Foi indicado e realizado cateterismo cardíaco, com angiografias de artérias pulmonares direita e esquerda, que demonstraram a presença de fístula arteriovenosa pulmonar com formação de grande lago venoso trilobulado, no lobo inferior do pulmão esquerdo, decorrente de ramo arterial secundário da artéria pulmonar, com 7 mm de diâmetro que se bifurcava e se comunicava diretamente com as veias pulmonares, determinando shunt de alto fluxo (Figura 2A). Diante disso, optou-se pelo fechamento percutâneo com AmplatzerTM Vascular Plug II há três anos.


O procedimento foi realizado sob sedação anestésica, por punção de veia femoral direita, sendo posicionado introdutor 7 F. Foram administradas heparina (100 UI/kg) e cefalotina (25 mg/kg). Pelo introdutor 7 F foi avançado um cateter-guia de angioplastia de coronária direita JR 7 F, posicionado no tronco da artéria pulmonar. Com o auxílio de um fio-guia, o cateter foi avançado até o ramo da artéria pulmonar esquerda, que determinava a conexão arteriovenosa pulmonar anômala, com formação do lago venoso trilobulado. Pelo cateter-guia de angioplastia JR foi avançado um AmplatzerTM Vascular Plug II de 10 mm e seu disco distal foi liberado na extremidade distal do ramo arterial, próximo à área de bifurcação que desembocava no lago venoso, puxando-se o cateter e expondo o dispositivo. A angiografia em artéria pulmonar esquerda demonstrou ausência completa de passagem de contraste da artéria para o lago venoso pulmonar, com oclusão total da FAVP (Figura 2B). A paciente foi mantida com clopidogrel (75 mg/dia), ácido acetilsalicílico (325 mg/dia) e cefalexina (500 mg a cada 6 horas por 5 dias). Evoluiu sem intercorrências, recebendo alta hospitalar no dia seguinte. Os ecocardiogramas transtorácicos com infusão de microbolhas realizados após um mês e seis meses do procedimento não evidenciaram presença de bolhas no átrio esquerdo.

DISCUSSÃO

FAVPs são conexões anormais diretas entre as circulações arterial e venosa, interpostas por um saco aneurismático ou um emaranhado de canais vasculares tortuosos e dilatados, com exclusão do leito capilar.3 Essa infrequente anomalia vascular pode ser isolada ou múltipla.2 A forma congênita tem duas variedades: a) angioma cavernoso, geralmente alimentado por um ou mais ramos tortuosos e dilatados da artéria pulmonar; e b) telangiectasia capilar, formada por uma rede de capilares, geralmente associada a telangiectasia hemorrágica hereditária ou síndrome de Rendu-Osler-Weber (displasia vascular autossômica dominante com penetrância variável, caracterizada por múltiplas telangiectasias, causando hemorragias recorrentes).4

Mais de 80% das FAVPs são congênitas, enquanto as formas adquiridas são secundárias a trauma, cirurgia torácica, cirrose hepática avançada, carcinoma metastático, estenose mitral e amiloidose sistêmica.5,6 A FAVP descrita neste relato apresentava etiologia congênita do tipo angioma cavernoso.

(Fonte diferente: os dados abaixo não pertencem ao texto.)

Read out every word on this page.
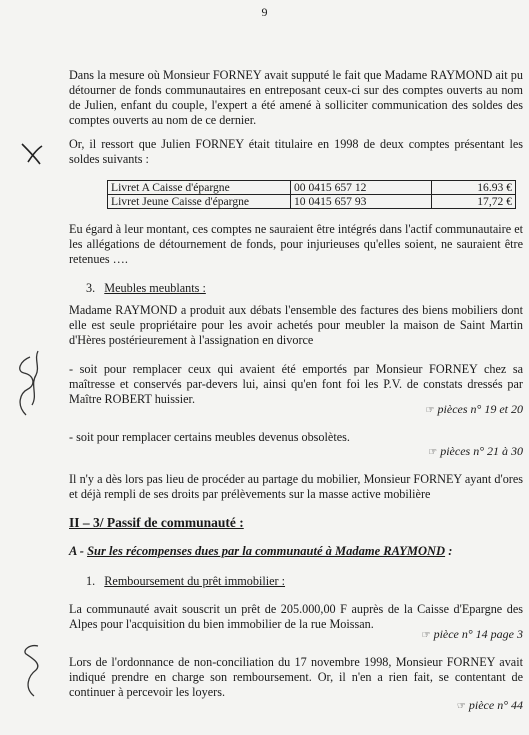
9
Dans la mesure où Monsieur FORNEY avait supputé le fait que Madame RAYMOND ait pu détourner de fonds communautaires en entreposant ceux-ci sur des comptes ouverts au nom de Julien, enfant du couple, l'expert a été amené à solliciter communication des soldes des comptes ouverts au nom de ce dernier.
Or, il ressort que Julien FORNEY était titulaire en 1998 de deux comptes présentant les soldes suivants :
Livret A Caisse d'épargne	00 0415 657 12	16.93 €
Livret Jeune Caisse d'épargne	10 0415 657 93	17,72 €
Eu égard à leur montant, ces comptes ne sauraient être intégrés dans l'actif communautaire et les allégations de détournement de fonds, pour injurieuses qu'elles soient, ne sauraient être retenues ….
3. Meubles meublants :
Madame RAYMOND a produit aux débats l'ensemble des factures des biens mobiliers dont elle est seule propriétaire pour les avoir achetés pour meubler la maison de Saint Martin d'Hères postérieurement à l'assignation en divorce
- soit pour remplacer ceux qui avaient été emportés par Monsieur FORNEY chez sa maîtresse et conservés par-devers lui, ainsi qu'en font foi les P.V. de constats dressés par Maître ROBERT huissier.
☞ pièces n° 19 et 20
- soit pour remplacer certains meubles devenus obsolètes.
☞ pièces n° 21 à 30
Il n'y a dès lors pas lieu de procéder au partage du mobilier, Monsieur FORNEY ayant d'ores et déjà rempli de ses droits par prélèvements sur la masse active mobilière
II – 3/ Passif de communauté :
A - Sur les récompenses dues par la communauté à Madame RAYMOND :
1. Remboursement du prêt immobilier :
La communauté avait souscrit un prêt de 205.000,00 F auprès de la Caisse d'Epargne des Alpes pour l'acquisition du bien immobilier de la rue Moissan.
☞ pièce n° 14 page 3
Lors de l'ordonnance de non-conciliation du 17 novembre 1998, Monsieur FORNEY avait indiqué prendre en charge son remboursement. Or, il n'en a rien fait, se contentant de continuer à percevoir les loyers.
☞ pièce n° 44
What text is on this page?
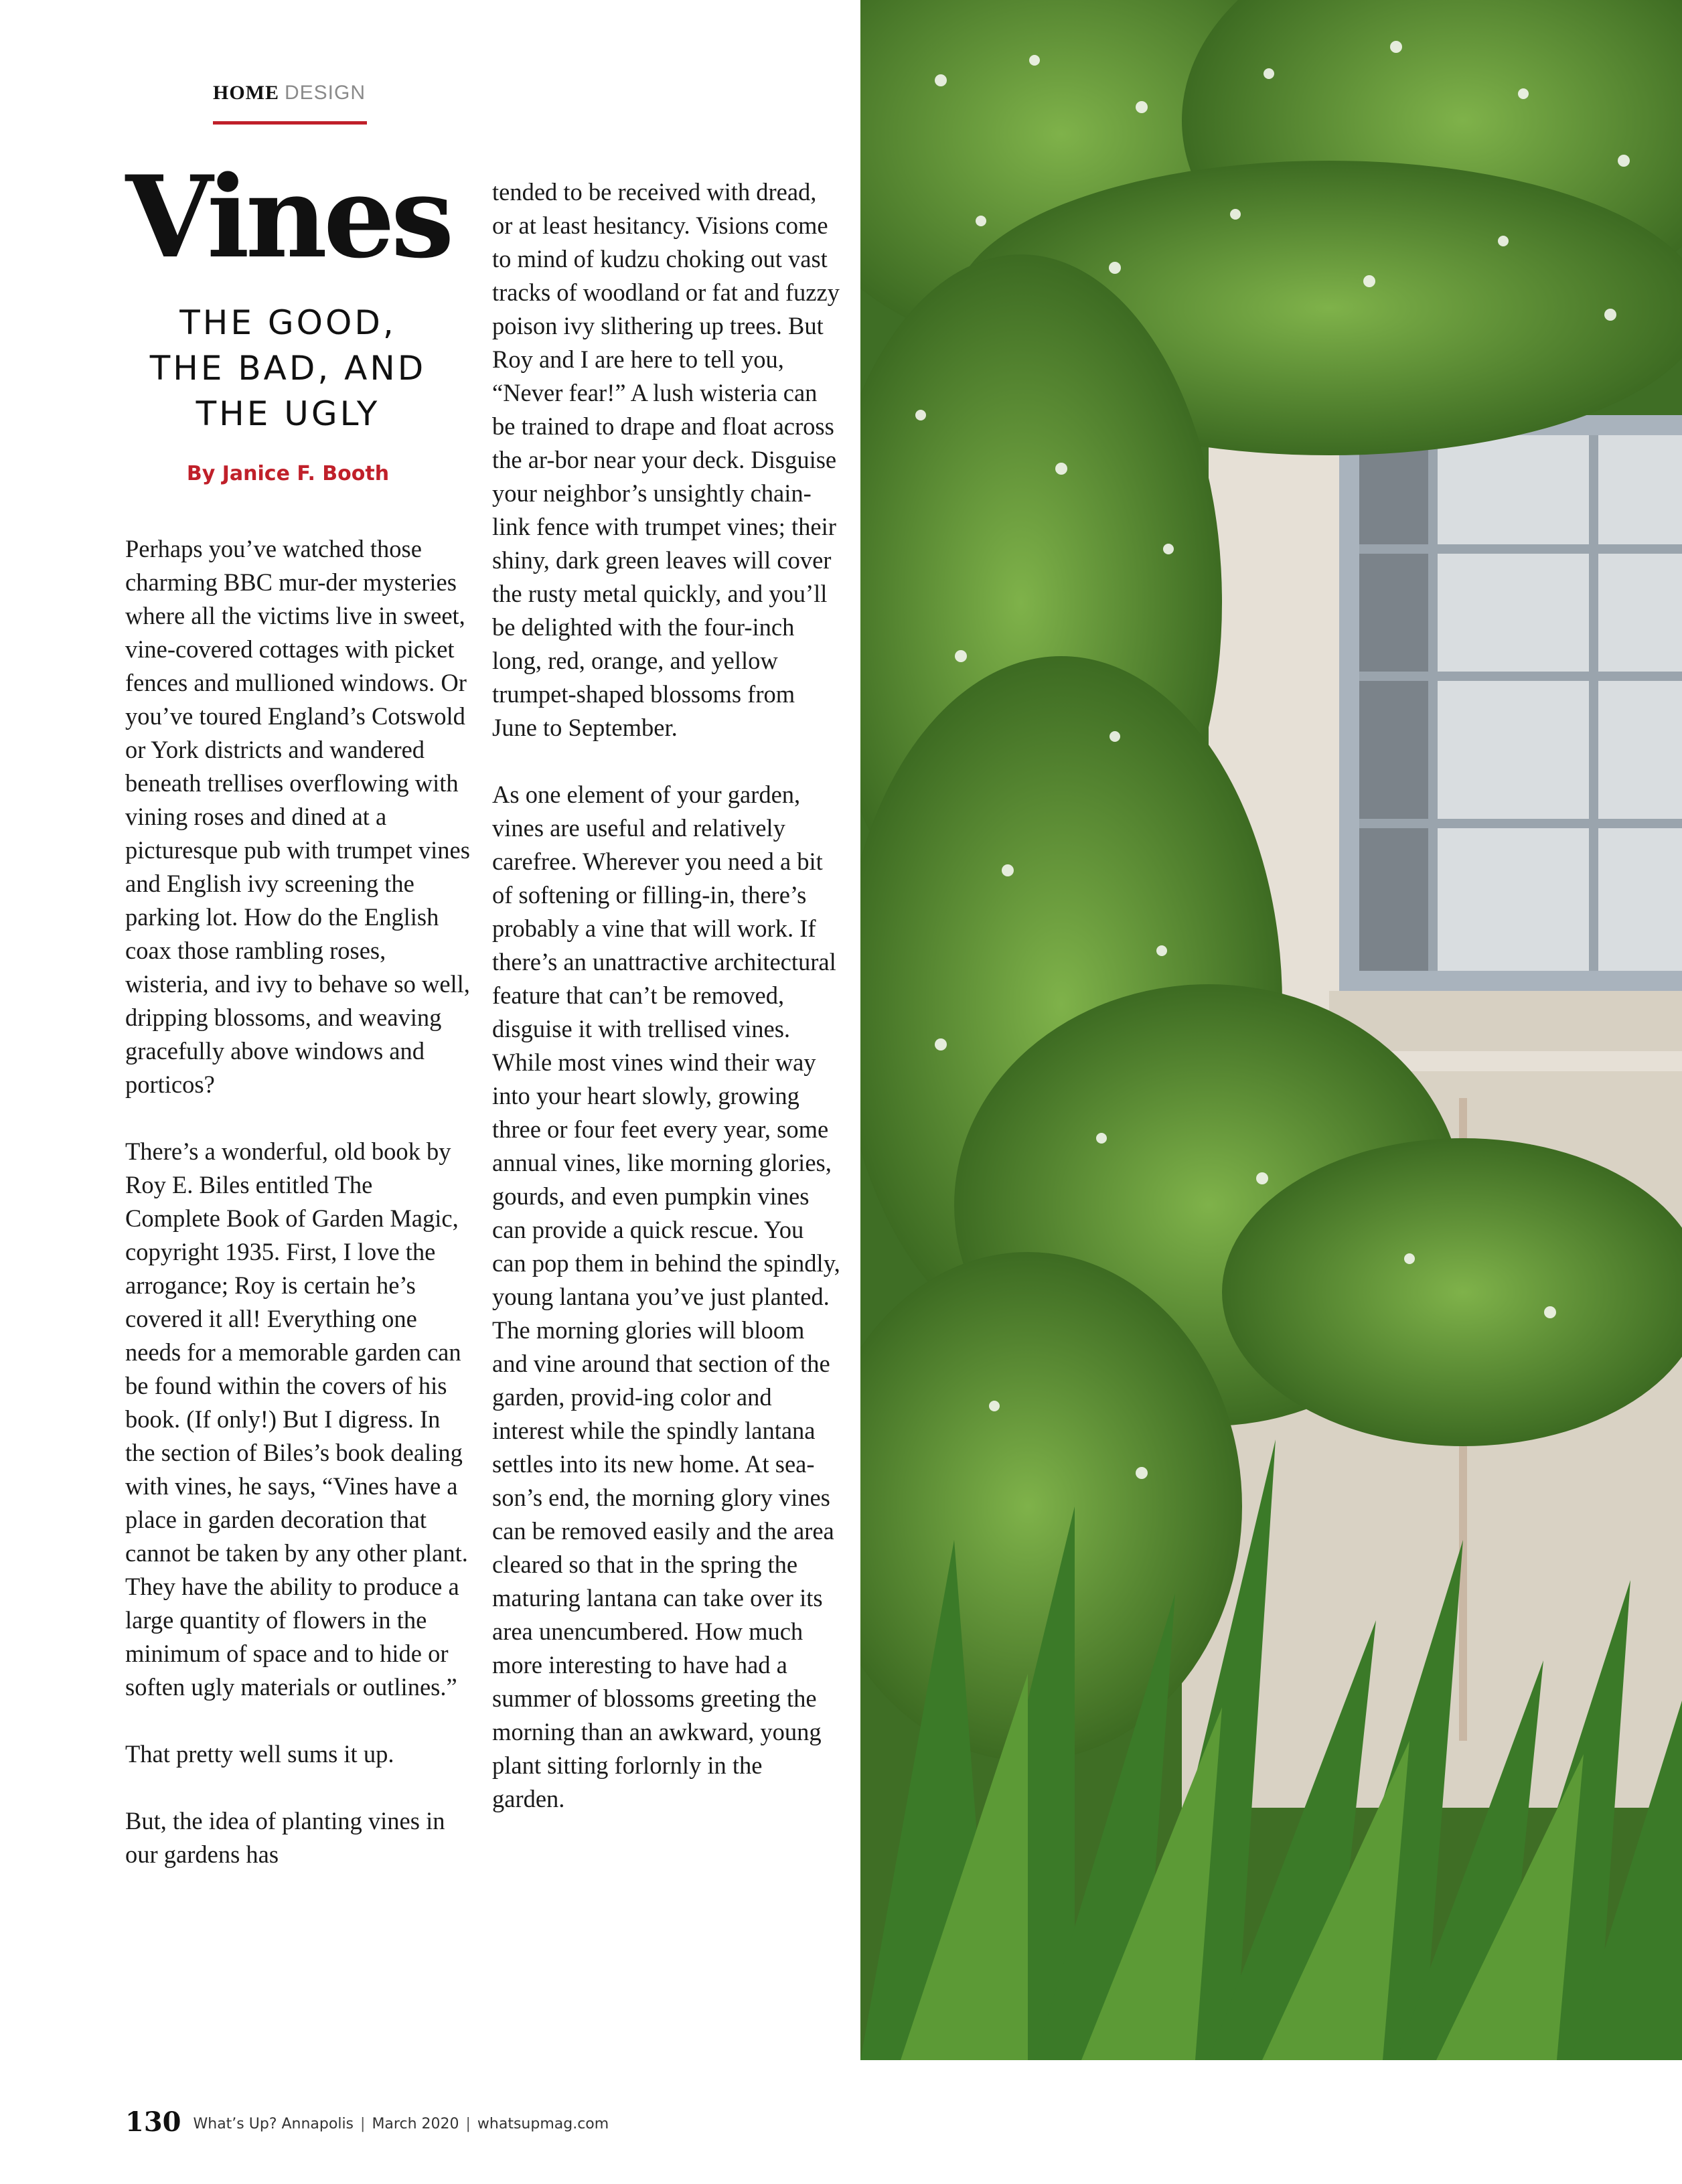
HOME DESIGN
Vines
THE GOOD,
THE BAD, AND
THE UGLY
By Janice F. Booth

Perhaps you’ve watched those charming BBC mur-der mysteries where all the victims live in sweet, vine-covered cottages with picket fences and mullioned windows. Or you’ve toured England’s Cotswold or York districts and wandered beneath trellises overflowing with vining roses and dined at a picturesque pub with trumpet vines and English ivy screening the parking lot. How do the English coax those rambling roses, wisteria, and ivy to behave so well, dripping blossoms, and weaving gracefully above windows and porticos?

There’s a wonderful, old book by Roy E. Biles entitled The Complete Book of Garden Magic, copyright 1935. First, I love the arrogance; Roy is certain he’s covered it all! Everything one needs for a memorable garden can be found within the covers of his book. (If only!) But I digress. In the section of Biles’s book dealing with vines, he says, “Vines have a place in garden decoration that cannot be taken by any other plant. They have the ability to produce a large quantity of flowers in the minimum of space and to hide or soften ugly materials or outlines.”

That pretty well sums it up.

But, the idea of planting vines in our gardens has

tended to be received with dread, or at least hesitancy. Visions come to mind of kudzu choking out vast tracks of woodland or fat and fuzzy poison ivy slithering up trees. But Roy and I are here to tell you, “Never fear!” A lush wisteria can be trained to drape and float across the ar-bor near your deck. Disguise your neighbor’s unsightly chain-link fence with trumpet vines; their shiny, dark green leaves will cover the rusty metal quickly, and you’ll be delighted with the four-inch long, red, orange, and yellow trumpet-shaped blossoms from June to September.

As one element of your garden, vines are useful and relatively carefree. Wherever you need a bit of softening or filling-in, there’s probably a vine that will work. If there’s an unattractive architectural feature that can’t be removed, disguise it with trellised vines. While most vines wind their way into your heart slowly, growing three or four feet every year, some annual vines, like morning glories, gourds, and even pumpkin vines can provide a quick rescue. You can pop them in behind the spindly, young lantana you’ve just planted. The morning glories will bloom and vine around that section of the garden, provid-ing color and interest while the spindly lantana settles into its new home. At sea-son’s end, the morning glory vines can be removed easily and the area cleared so that in the spring the maturing lantana can take over its area unencumbered. How much more interesting to have had a summer of blossoms greeting the morning than an awkward, young plant sitting forlornly in the garden.

130 What’s Up? Annapolis | March 2020 | whatsupmag.com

Aproximadamente 57% dos pacientes são assintomáticos.7 Os sinais e sintomas mais comuns são fadiga, dispneia de esforço, palpitações, cianose e hemoptise, sendo a dispneia o mais frequente.8 Complicações graves como abscesso cerebral, acidente vascular encefálico ou acidentes isquêmicos cerebrais transitórios, como os apresentados por essa paciente, são relatados.1,2 Ocasionalmente, durante o exame físico, um sopro contínuo extracardíaco pode ser ouvido na ausculta do tórax,2 o que não foi encontrado no exame físico da paciente.

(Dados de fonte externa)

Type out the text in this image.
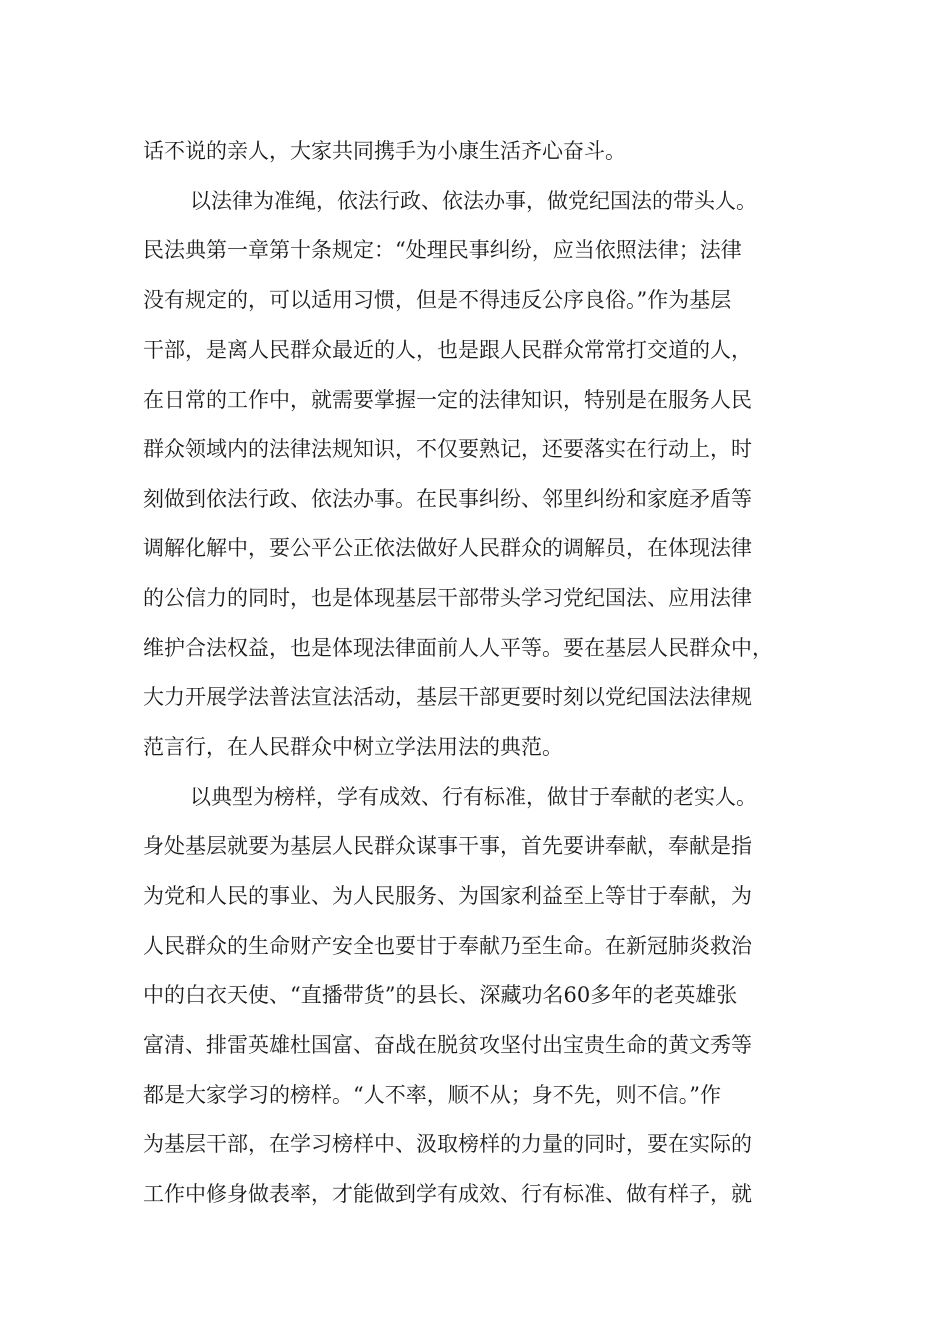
话不说的亲人，大家共同携手为小康生活齐心奋斗。

以法律为准绳，依法行政、依法办事，做党纪国法的带头人。

民法典第一章第十条规定：“处理民事纠纷，应当依照法律；法律

没有规定的，可以适用习惯，但是不得违反公序良俗。”作为基层

干部，是离人民群众最近的人，也是跟人民群众常常打交道的人，

在日常的工作中，就需要掌握一定的法律知识，特别是在服务人民

群众领域内的法律法规知识，不仅要熟记，还要落实在行动上，时

刻做到依法行政、依法办事。在民事纠纷、邻里纠纷和家庭矛盾等

调解化解中，要公平公正依法做好人民群众的调解员，在体现法律

的公信力的同时，也是体现基层干部带头学习党纪国法、应用法律

维护合法权益，也是体现法律面前人人平等。要在基层人民群众中，

大力开展学法普法宣法活动，基层干部更要时刻以党纪国法法律规

范言行，在人民群众中树立学法用法的典范。

以典型为榜样，学有成效、行有标准，做甘于奉献的老实人。

身处基层就要为基层人民群众谋事干事，首先要讲奉献，奉献是指

为党和人民的事业、为人民服务、为国家利益至上等甘于奉献，为

人民群众的生命财产安全也要甘于奉献乃至生命。在新冠肺炎救治

中的白衣天使、“直播带货”的县长、深藏功名60多年的老英雄张

富清、排雷英雄杜国富、奋战在脱贫攻坚付出宝贵生命的黄文秀等

都是大家学习的榜样。“人不率，顺不从；身不先，则不信。”作

为基层干部，在学习榜样中、汲取榜样的力量的同时，要在实际的

工作中修身做表率，才能做到学有成效、行有标准、做有样子，就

Para o diagnóstico, a radiografia de tórax revela mais de 98% das lesões.5 Apesar de o ecocardiograma transtorácico com infusão de microbolhas ser adequado para documentar um shunt intracardíaco ou intrapulmonar, a visibilização seletiva das veias pulmonares pode ser obtida com o ecocardiograma transesofágico e o teste de microbolhas pode determinar a localização do shunt intrapulmonar.7 O surgimento tardio de microbolhas no átrio esquerdo, depois do quarto ou do quinto ciclos cardíacos, é consistente com shunt extracardíaco,4,5,7 como evidenciado no caso descrito neste relato, em que grande quantidade de microbolhas surgiu a partir do quarto e quinto batimentos cardíacos.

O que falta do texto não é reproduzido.